# Ultra Wide Pushups for a Big CHest!



## Merkaba (Sep 4, 2011)

This is why I started a website...To do battle against this kinda crap.  Millions of views...   




YouTube Video


----------



## SilentBob187 (Sep 4, 2011)

Jesus Christ, that guys voice.  Nice wheels too.


----------



## alan84 (Sep 4, 2011)

This guy is so annoying, I have seen few of his videos and can't stand them. It sucks because everytime I search the YouTube, this guy's videos shows up.


----------



## caaraa (Sep 4, 2011)

It is good!


----------



## Merkaba (Sep 4, 2011)

alan84 said:


> This guy is so annoying, I have seen few of his videos and can't stand them.

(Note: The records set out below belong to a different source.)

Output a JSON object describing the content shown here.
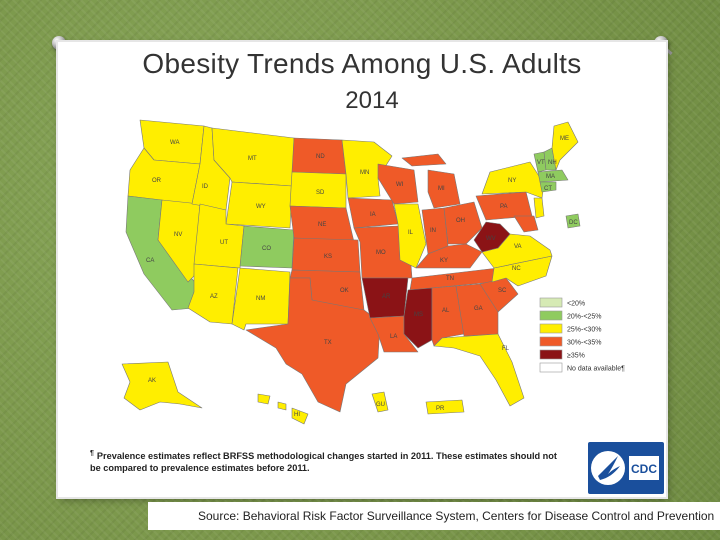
{
  "slide": {
    "title": "Obesity Trends Among U.S. Adults",
    "subtitle": "2014",
    "footnote_mark": "¶",
    "footnote": "Prevalence estimates reflect BRFSS methodological changes started in 2011. These estimates should not be compared to prevalence estimates before 2011.",
    "source": "Source: Behavioral Risk Factor Surveillance System, Centers for Disease Control and Prevention",
    "logo_text": "CDC"
  },
  "legend": [
    {
      "label": "<20%",
      "color": "#d6eab4"
    },
    {
      "label": "20%-<25%",
      "color": "#8fcb5f"
    },
    {
      "label": "25%-<30%",
      "color": "#ffee00"
    },
    {
      "label": "30%-<35%",
      "color": "#ef5a28"
    },
    {
      "label": "≥35%",
      "color": "#8b1316"
    },
    {
      "label": "No data available¶",
      "color": "#ffffff"
    }
  ],
  "states": {
    "WA": "WA",
    "OR": "OR",
    "CA": "CA",
    "NV": "NV",
    "ID": "ID",
    "MT": "MT",
    "WY": "WY",
    "UT": "UT",
    "AZ": "AZ",
    "CO": "CO",
    "NM": "NM",
    "ND": "ND",
    "SD": "SD",
    "NE": "NE",
    "KS": "KS",
    "OK": "OK",
    "TX": "TX",
    "MN": "MN",
    "IA": "IA",
    "MO": "MO",
    "AR": "AR",
    "LA": "LA",
    "WI": "WI",
    "IL": "IL",
    "MI": "MI",
    "IN": "IN",
    "OH": "OH",
    "KY": "KY",
    "TN": "TN",
    "MS": "MS",
    "AL": "AL",
    "GA": "GA",
    "FL": "FL",
    "SC": "SC",
    "NC": "NC",
    "VA": "VA",
    "WV": "WV",
    "PA": "PA",
    "NY": "NY",
    "VT": "VT",
    "NH": "NH",
    "ME": "ME",
    "MA": "MA",
    "CT": "CT",
    "DC": "DC",
    "AK": "AK",
    "HI": "HI",
    "GU": "GU",
    "PR": "PR"
  }
}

It sucks because everytime I search the YouTube, this guy's videos shows up.



Or "six pack shortcuts"  ...same deal....


----------



## lemon_ (Sep 5, 2011)

for the advanced bodybuilders!
and what about this, squat = leg press + leg curl + basketball game 

http://www.youtube.com/watch?v=I_2JPn6gbKM


----------



## SFW (Sep 5, 2011)

He's too gay for any straight man to watch for long


----------



## danzik17 (Sep 5, 2011)

Merkaba said:


> Or "six pack shortcuts"  ...same deal....



Huh?  Turn left on main, take the side street near the red house - there's a liquor store on the left.  Much closer than Stop and Shop.

Or is that not the six pack shortcut you meant?


----------



## Merkaba (Sep 5, 2011)

lemon_ said:


> for the advanced bodybuilders!
> and what about this, squat = leg press + leg curl + basketball game
> 
> Squats: Awesome or Awful & Overrated? - YouTube



I watched that vid too!  ick


----------



## Merkaba (Sep 5, 2011)

danzik17 said:


> Huh?  Turn left on main, take the side street near the red house - there's a liquor store on the left.  Much closer than Stop and Shop.
> 
> Or is that not the six pack shortcut you meant?



lol...I think that's what he means.  He's an asian looking guy.  If you search for it you'll find it trust me.  He makes a few good points but equally as much crap.


----------